Кто такой Царь Царей? Это Бог? Он везде. Даже там, где Кришна мочит ноги в ручье. И на Казанском вокзале, меж полосатых халатов и замызганных тюбетеек. И в дыму взрыва. И в мусульманской лунной мечети. Да что вы не говорите, кто это? Это дьявол, что ли?

Старик сталкивал меня с угластых колен. Ты видишь?! Видишь его? Скажи, что ты видишь! Приезжала из Испании Виктория де лос Анхелес, я был на ее концерте! Она поет, поет, поет… а потом вдруг — бац! — и застывает перед оркестром! И так стоит, и бледное лицо! Дирижер дал знак музыкантам прекратить игру! Шепчет ей что-то. А Виктория протягивает руку перед собой, пальцами перебирает, будто ищет, нащупывает неведомое, и громко поет на весь зал, по-латыни: Rex! Rex! И пианистка Радха Дэви, из Индии к нам прилетела, играла однажды концерт, и я там был, и вдруг руки у ней на колени падают, и так сидит, и ужас на смуглом личике… адов ужас! И нищенка тут одна городская, знаменитая на всю Москву, Елена Федоровна, малорослый грибочек, а дочка графини, графья-ее-князья все выметнулись за рубеж нашей великой Родины, забредает как-то в церковь Воскресения Словущего, ну, в Брюсовом переулке, знаешь, на Неждановой по-нынешнему, певчие соловьями заливаются, все, небось, консерваторцы… а Еленушка Федоровна меня из прихожан светлым глазом выцепила, подковыляла ко мне, за руку схватила: ах ты, лепечет, мил человек, да ведь за тобой сам Царь Царей стоит! И я тоже, вроде тебя, молодая, спросил: Бог или дьявол? А нищенка прижала палец ко рту и стала пятиться к выходу из храма. Пятилась, пятилась, да так задом и вышла. Молча.

И великая певица наша, царица Одинцова… и дирижер Фарид Закиров… юродивый Бетховена почище… оркестр под его руками стонал и плакал, звучал, будто на облаках в Райском Саду… все, все они видали-слыхали Царя Царей. Что толку говорить, кто это, раз ты не понимаешь?

А меня трясло, я дрожала, вся колыхалась, будто сквозь меня проходило сто ветров, сто слоев музыки, и внутри этой бури я наклонилась над стариком и впервые поцеловала его. И он поглядел на меня пронзительно, как перед казнью, и только сказал мне: спасибо, молодая.

Я ему сказала, как меня зовут, но он никогда не называл меня по имени.

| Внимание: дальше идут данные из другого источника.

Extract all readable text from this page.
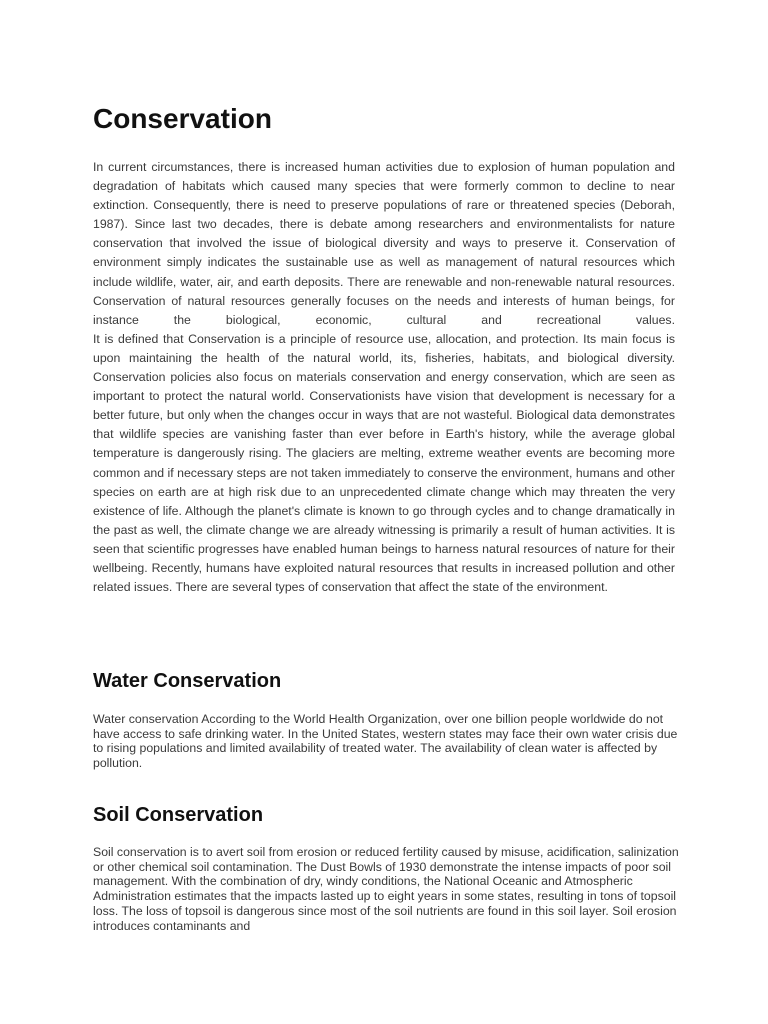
Conservation

In current circumstances, there is increased human activities due to explosion of human population and degradation of habitats which caused many species that were formerly common to decline to near extinction. Consequently, there is need to preserve populations of rare or threatened species (Deborah, 1987). Since last two decades, there is debate among researchers and environmentalists for nature conservation that involved the issue of biological diversity and ways to preserve it. Conservation of environment simply indicates the sustainable use as well as management of natural resources which include wildlife, water, air, and earth deposits. There are renewable and non-renewable natural resources. Conservation of natural resources generally focuses on the needs and interests of human beings, for instance the biological, economic, cultural and recreational values.

It is defined that Conservation is a principle of resource use, allocation, and protection. Its main focus is upon maintaining the health of the natural world, its, fisheries, habitats, and biological diversity. Conservation policies also focus on materials conservation and energy conservation, which are seen as important to protect the natural world. Conservationists have vision that development is necessary for a better future, but only when the changes occur in ways that are not wasteful. Biological data demonstrates that wildlife species are vanishing faster than ever before in Earth's history, while the average global temperature is dangerously rising. The glaciers are melting, extreme weather events are becoming more common and if necessary steps are not taken immediately to conserve the environment, humans and other species on earth are at high risk due to an unprecedented climate change which may threaten the very existence of life. Although the planet's climate is known to go through cycles and to change dramatically in the past as well, the climate change we are already witnessing is primarily a result of human activities. It is seen that scientific progresses have enabled human beings to harness natural resources of nature for their wellbeing. Recently, humans have exploited natural resources that results in increased pollution and other related issues. There are several types of conservation that affect the state of the environment.

Water Conservation

Water conservation According to the World Health Organization, over one billion people worldwide do not have access to safe drinking water. In the United States, western states may face their own water crisis due to rising populations and limited availability of treated water. The availability of clean water is affected by pollution.

Soil Conservation

Soil conservation is to avert soil from erosion or reduced fertility caused by misuse, acidification, salinization or other chemical soil contamination. The Dust Bowls of 1930 demonstrate the intense impacts of poor soil management. With the combination of dry, windy conditions, the National Oceanic and Atmospheric Administration estimates that the impacts lasted up to eight years in some states, resulting in tons of topsoil loss. The loss of topsoil is dangerous since most of the soil nutrients are found in this soil layer. Soil erosion introduces contaminants and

Мы ходили с ним в Большой зал Консерватории — не на концерты: на репетиции консерваторского оркестра. Я смотрела по расписанию, когда репетиции, я приглашала старика. Мачеха спрашивала злобно: и куда это ты, на ночь глядя? Я бросала через плечо, когда надевала пальто в прихожей: на репетицию оркестра! Врешь, кричала мачеха, я тебе не верю! Собирайтесь, спокойно отвечала я, пойдемте со мной, потому что я знала, никуда она со мной не пойдет. Оркестр звучал, таял и взрывался, воздух колыхался, ветер овевал наши лица, старое и молодое. Все на свете инструменты играли нам нас: нашу жизнь. И смерть. Да, конечно, они играли смерть.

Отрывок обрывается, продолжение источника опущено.